Spotkanie delegacji Wielkiej Brytanii, Chin, Francji, Rosji i USA odbędzie się w czwartek wieczorem. Według nieoficjalnych informacji, zebrania zażądała Rosja. Delegaci nie doszli w środę do porozumienia w sprawie projektu rezolucji dotyczącej Syrii, zgłoszonego przez Wielką Brytanię.

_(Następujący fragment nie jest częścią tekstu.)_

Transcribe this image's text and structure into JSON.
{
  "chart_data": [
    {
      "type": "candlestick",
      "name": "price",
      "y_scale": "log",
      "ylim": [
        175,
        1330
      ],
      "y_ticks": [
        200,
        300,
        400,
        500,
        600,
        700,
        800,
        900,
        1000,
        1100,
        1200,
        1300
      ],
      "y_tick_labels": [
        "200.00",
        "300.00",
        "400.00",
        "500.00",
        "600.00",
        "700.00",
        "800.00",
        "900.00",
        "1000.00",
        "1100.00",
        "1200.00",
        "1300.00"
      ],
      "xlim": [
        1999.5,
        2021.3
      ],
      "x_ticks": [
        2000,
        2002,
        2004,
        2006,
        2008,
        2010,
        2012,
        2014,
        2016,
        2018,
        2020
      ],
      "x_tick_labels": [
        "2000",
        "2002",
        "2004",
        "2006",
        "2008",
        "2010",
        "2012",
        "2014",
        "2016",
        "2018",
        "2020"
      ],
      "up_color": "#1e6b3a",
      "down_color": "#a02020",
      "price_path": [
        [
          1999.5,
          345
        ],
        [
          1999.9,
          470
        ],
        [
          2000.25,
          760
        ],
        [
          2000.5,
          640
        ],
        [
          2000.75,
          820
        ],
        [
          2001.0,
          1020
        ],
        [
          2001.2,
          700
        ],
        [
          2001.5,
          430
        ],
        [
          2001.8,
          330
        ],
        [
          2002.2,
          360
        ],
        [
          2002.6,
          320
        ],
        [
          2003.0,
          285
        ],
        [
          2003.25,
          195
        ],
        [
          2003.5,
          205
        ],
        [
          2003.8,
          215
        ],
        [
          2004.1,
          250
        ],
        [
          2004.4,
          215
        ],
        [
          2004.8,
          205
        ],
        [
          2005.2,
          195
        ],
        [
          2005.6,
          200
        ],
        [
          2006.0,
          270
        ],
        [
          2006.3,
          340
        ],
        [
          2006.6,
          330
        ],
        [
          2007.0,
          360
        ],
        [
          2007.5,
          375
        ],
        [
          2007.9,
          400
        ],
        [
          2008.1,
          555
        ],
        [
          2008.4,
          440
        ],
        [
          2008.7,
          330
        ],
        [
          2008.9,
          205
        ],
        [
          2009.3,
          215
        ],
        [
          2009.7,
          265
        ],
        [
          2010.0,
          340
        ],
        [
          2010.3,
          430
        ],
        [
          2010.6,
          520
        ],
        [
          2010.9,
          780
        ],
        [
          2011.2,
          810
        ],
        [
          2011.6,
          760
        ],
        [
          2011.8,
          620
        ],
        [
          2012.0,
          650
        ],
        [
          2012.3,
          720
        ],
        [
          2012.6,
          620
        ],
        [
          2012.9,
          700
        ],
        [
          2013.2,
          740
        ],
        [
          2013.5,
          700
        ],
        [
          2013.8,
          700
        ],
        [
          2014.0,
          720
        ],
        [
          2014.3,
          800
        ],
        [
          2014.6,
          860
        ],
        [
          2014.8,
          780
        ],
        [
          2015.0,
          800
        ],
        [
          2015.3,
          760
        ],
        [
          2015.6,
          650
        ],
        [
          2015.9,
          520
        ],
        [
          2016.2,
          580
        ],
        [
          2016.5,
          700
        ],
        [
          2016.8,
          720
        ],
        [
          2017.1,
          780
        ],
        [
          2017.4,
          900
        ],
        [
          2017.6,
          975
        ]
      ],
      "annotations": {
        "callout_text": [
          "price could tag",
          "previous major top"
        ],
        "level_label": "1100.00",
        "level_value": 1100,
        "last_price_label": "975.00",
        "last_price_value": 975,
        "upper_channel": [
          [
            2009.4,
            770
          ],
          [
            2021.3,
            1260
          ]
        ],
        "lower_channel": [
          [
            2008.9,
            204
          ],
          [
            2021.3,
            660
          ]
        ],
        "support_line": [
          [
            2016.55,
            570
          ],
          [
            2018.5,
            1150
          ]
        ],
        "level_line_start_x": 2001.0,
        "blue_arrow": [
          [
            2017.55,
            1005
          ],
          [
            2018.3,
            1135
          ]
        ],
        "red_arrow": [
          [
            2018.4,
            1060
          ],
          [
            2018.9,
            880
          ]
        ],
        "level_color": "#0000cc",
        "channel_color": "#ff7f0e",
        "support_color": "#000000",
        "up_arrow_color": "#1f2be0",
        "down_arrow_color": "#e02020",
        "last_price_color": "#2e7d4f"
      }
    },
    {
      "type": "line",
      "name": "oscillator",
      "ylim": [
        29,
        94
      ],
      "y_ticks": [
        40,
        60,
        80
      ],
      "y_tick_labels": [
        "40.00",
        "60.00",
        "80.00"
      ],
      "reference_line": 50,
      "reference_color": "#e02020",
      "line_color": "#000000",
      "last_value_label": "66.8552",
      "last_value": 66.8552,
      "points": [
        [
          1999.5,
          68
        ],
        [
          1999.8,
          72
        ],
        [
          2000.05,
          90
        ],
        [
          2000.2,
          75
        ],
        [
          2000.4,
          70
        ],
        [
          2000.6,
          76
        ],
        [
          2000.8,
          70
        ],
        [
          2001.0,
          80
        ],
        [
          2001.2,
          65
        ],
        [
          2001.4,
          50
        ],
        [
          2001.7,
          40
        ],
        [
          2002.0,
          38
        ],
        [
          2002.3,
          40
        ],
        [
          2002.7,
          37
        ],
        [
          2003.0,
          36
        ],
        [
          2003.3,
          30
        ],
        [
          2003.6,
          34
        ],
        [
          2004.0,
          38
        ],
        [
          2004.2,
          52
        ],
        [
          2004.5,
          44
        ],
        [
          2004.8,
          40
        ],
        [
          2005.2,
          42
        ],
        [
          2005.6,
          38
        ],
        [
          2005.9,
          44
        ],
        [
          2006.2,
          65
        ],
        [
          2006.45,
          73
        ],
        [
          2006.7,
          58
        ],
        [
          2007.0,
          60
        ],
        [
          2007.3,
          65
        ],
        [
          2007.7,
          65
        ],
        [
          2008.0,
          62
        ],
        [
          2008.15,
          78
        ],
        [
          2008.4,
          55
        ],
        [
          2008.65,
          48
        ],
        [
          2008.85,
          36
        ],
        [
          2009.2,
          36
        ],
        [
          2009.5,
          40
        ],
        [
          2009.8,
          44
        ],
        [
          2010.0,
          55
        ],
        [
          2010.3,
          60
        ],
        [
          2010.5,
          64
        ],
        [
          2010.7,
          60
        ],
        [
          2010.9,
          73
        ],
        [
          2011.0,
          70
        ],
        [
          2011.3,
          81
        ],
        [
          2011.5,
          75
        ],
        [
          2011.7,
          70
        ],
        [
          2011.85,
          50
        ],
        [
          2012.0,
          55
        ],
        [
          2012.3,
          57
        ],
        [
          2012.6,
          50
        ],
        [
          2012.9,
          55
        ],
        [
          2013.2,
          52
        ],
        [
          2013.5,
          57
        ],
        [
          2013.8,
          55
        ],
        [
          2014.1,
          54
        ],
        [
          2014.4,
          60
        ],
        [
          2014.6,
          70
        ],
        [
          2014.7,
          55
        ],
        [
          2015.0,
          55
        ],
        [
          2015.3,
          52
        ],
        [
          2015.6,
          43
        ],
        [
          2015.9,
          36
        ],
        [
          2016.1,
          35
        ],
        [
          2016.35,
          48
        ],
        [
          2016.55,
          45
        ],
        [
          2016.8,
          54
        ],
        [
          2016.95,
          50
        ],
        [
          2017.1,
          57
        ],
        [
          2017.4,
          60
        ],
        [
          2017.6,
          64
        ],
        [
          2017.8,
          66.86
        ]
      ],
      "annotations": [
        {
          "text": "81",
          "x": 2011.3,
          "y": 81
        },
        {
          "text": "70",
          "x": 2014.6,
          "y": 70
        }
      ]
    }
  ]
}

W czwartek inspektorzy ONZ po raz trzeci wyruszyli w teren, aby zbierać ślady użycia broni chemicznej na przedmieściach Damaszku sprzed tygodnia. Wyniki ich prac mają dostarczyć odpowiedzi na pytania o to czy na pewno zastosowano gazy bojowe i kto to zrobił.

Jak długo będą czekać?

W środę Ban Ki Mun apelował, aby dać inspektorom kilka dni na dokończenie prac. Teraz doprecyzował, że specjaliści ONZ opuszczą Syrię w sobotę rano. Na tym nie zakończy się jednak ich praca. Pobrane próbki muszą zostać poddane analizom. Ban Ki Mun i między innymi Rosja apelują o wstrzymanie się z ewentualnym atakiem na Syrię do momentu, gdy inspektorzy przedstawią pełne wyniki swoich badań. Nie wiadomo kiedy ma to nastąpić, ale może to zająć wiele dni. Pytaniem pozostaje, czy USA i grupa państw prących do interwencji będą rzeczywiście czekać na pełne wyniki badań, czy zaatakują krótko po wyjechaniu inspektorów. Jeśli to drugie, to interwencja mogłaby nastąpić najwcześniej w noc z soboty na niedzielę. Jak wskazuje praktyka, interwencje tego rodzaju zazwyczaj zaczynają się nad ranem. USA i państwa stawiające na interwencję nie zadeklarowały, że będą czekać na wyniki prac inspektorów.